Montana Taps Data Partner to Help Police Illegal Gambling and Ads

Montana Taps Data Partner to Help Police Illegal Gambling and Ads
The state of Montana has signed an agreement with Gaming Compliance International (GCI) to improve the state’s detection of unauthorized gambling activities and monitor advertisements targeting state residents outside the licensed framework.

The project will involve the DOJ’s Gambling Control Division (GCD), which regulates the majority of gambling activities within the state. The division explains that the goal is to enhance the detection of black market operators and “predatory” advertisements, particularly as these promotions spread quickly online.

Montana has always had laws regulating how licensed video gambling machine businesses can be promoted. However, it might be more difficult to enforce these laws when the messaging is not directly from the accredited ecosystem, but is instead routed via online media buys and affiliate promos.

What the Partnership Will Do

According to the announcement, GCI will help the GCD by providing monitoring and intelligence services to find new or changing illegal activity. As stated in the publicly available materials, the scope includes:

  • Mapping new illegal gambling operations;
  • Monitoring local and online advertising channels;
  • Pointing out possible links between licensed businesses and illegal activity;
  • Giving data-driven support that can help with state enforcement actions.

Montana’s announcement presents the project like a technology upgrade: better analytics and investigative tools that should help the regulator move faster when trends change, or new operators show up.

Regulator and Vendor Frame It as an Enforcement Upgrade

According to Alex Sterhan, Administrator of the Gambling Control Division, the state wants a cleaner market and needs better tools to identify advertisers and operators who are breaking the law. He believes that the division can use the additional reach and technical strength that GCI brings to its daily enforcement work.

The GCI CEO, Matthew Holt, presented the project as an example of how a partnership between the private sector and government can help obtain timely insights when dealing with unregulated markets.

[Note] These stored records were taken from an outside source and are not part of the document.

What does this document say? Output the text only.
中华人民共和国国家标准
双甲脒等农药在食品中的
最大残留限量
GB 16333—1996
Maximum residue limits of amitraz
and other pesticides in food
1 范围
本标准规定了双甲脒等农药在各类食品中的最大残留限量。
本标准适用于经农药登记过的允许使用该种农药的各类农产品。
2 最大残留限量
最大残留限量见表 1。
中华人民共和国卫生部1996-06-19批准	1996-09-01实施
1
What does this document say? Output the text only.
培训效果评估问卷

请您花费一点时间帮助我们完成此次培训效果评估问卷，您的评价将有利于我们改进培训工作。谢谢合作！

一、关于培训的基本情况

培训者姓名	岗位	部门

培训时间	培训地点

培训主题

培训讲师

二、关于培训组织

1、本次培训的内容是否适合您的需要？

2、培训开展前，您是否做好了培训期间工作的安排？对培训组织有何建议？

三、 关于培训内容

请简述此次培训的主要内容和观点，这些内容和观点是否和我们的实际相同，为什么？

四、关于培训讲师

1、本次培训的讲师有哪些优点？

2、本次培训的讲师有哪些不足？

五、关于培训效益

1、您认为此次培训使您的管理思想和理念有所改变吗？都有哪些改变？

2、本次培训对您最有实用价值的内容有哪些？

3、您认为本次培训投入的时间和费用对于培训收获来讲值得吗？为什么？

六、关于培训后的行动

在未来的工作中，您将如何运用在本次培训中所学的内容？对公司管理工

For its part, GCI offers compliance support. Its toolkit includes workflows for data collection, auditing, and reporting, media and ad monitoring, and services to curb unlicensed activity. That’s the kind of back-office visibility regulators seek as illicit operators and their marketing move further online.

Bottom Line

Speed and clarity are what Montana gains from this partnership. With its successful implementation, it might be possible to identify unlicensed brands sooner, comprehend how they reach players, and provide enforcement teams with a more robust starting map. Ultimately, the time lag between seeing illegal operations and stopping them could be reduced.